The cumulative failure probability density function of load reductions with the proposed multi-state model is shown in
Figure 10. The cumulative failure probability density function of generation units and load reductions is shown in
Figure 11. From
Figure 11, it can be observed the failure probability under the system load of 400 MW is 0.01244 and therefore LOLP is about 0.01244. For Case E, the expected marginal cost is 56.73
$/MW with a standard deviation of 3.82
$/MW and the expected total generation cost is 14,082.74
$ with a standard deviation of 294.65
$. The expected unsupplied system load is 1.01 MW with a standard deviation of 5.50 MW and therefore the expected total customer interruption cost is 141.85
$ with the standard deviation of 770.47
$. The expected total economic dispatch cost including customer interruption cost is 14,224.59
$ with a standard deviation of 944.74
$. Comparing Cases D and E, it can be seen that the LOLP is changed from 0.0078 to 0.01244 due to the DR uncertainty. The difference of LOLPs with or without taking DR uncertainty into account is not very significant due to the lower system demand. If the system demand is 440 MW, the LOLPs of Cases D and E are 0.0920 and 0.1667 from
Figure 9 and
Figure 11, respectively.
Figure 12 illustrates the LOLPs while system load is increased from 400 MW to 480 MW. Apparently, from
Figure 12, it can be seen that the consideration of DR uncertainty can effectively and accurately evaluate the system reliability and analyze the effects of DR for economic dispatch.

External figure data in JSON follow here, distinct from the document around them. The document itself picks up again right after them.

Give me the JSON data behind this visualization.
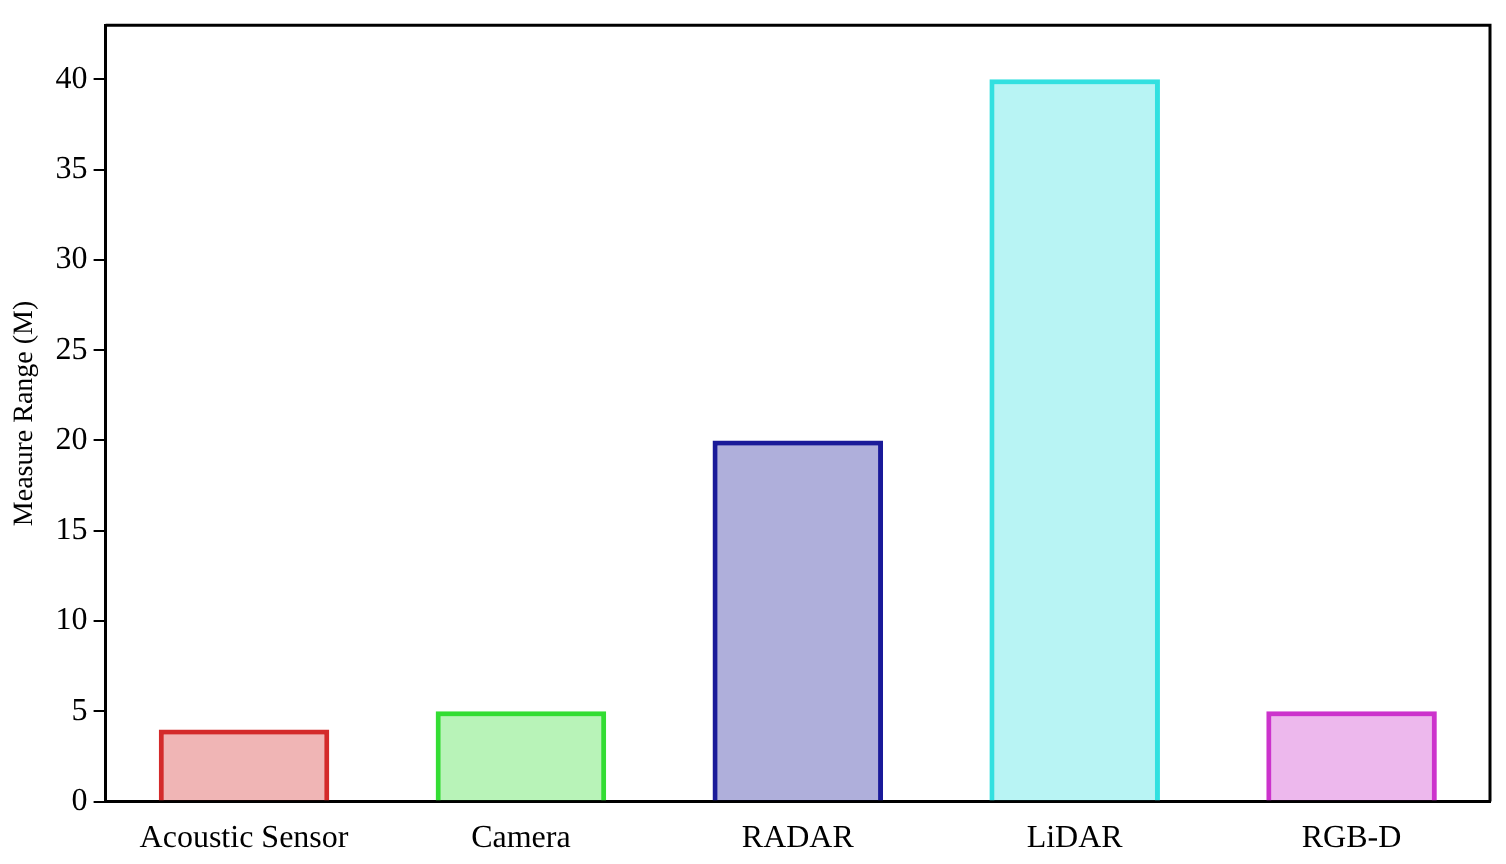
{
  "chart_data": {
    "type": "bar",
    "ylabel": "Measure Range (M)",
    "categories": [
      "Acoustic Sensor",
      "Camera",
      "RADAR",
      "LiDAR",
      "RGB-D"
    ],
    "values": [
      4,
      5,
      20,
      40,
      5
    ],
    "colors": [
      "#d42a2a",
      "#33dd33",
      "#1a1a99",
      "#33e0e0",
      "#cc33cc"
    ],
    "ylim": [
      0,
      43
    ],
    "yticks": [
      0,
      5,
      10,
      15,
      20,
      25,
      30,
      35,
      40
    ],
    "grid": false,
    "legend": false
  }
}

A larger system is also simulated to further verify the validity of the proposed method. Due to the limited space, the data as shown in
Table 3 and
Table 4 is used and only reliability assessment is discussed. The larger system consists of 36 thermal generator units with a rated capacity of 36 MW, 26 hydro generator units with a rated capacity of 30 MW and 37 thermal generator units with a rated capacity of 25 MW. The total generation capacity and demand reductions are 2857 and 700 MW, respectively. The cumulative failure probability density function of generator units with a two-state probability model for the larger system is shown in
Figure 13. The cumulative failure probability density function of load reductions with the proposed multi-state model is shown in
Figure 14. The cumulative failure probability density function of generation units and load reductions is shown in
Figure 15.
Figure 16 illustrates the LOLPs while system load is increased from 2400 MW to 3400 MW. Once again it can be seen from
Figure 16 that DR can effectively enhance the system’s reliability. For example, the LOLPs for a total load of 3000 MW are 1.00, 0.01314, and 0.026 for Cases C, D, and E, respectively. The integration of DR such as the results of Cases D and E can effectively improve the system reliability. However, if the DR uncertainty cannot be effectively considered, the results as shown in Case D may be too optimistic and may cause unexpected load shedding. The proposed method can effectively integrate the DR uncertainty into account and accurately evaluate the system’s reliability. The proposed method will be very useful for ISOs and/or power utilities since the DR uncertainty can be fully considered.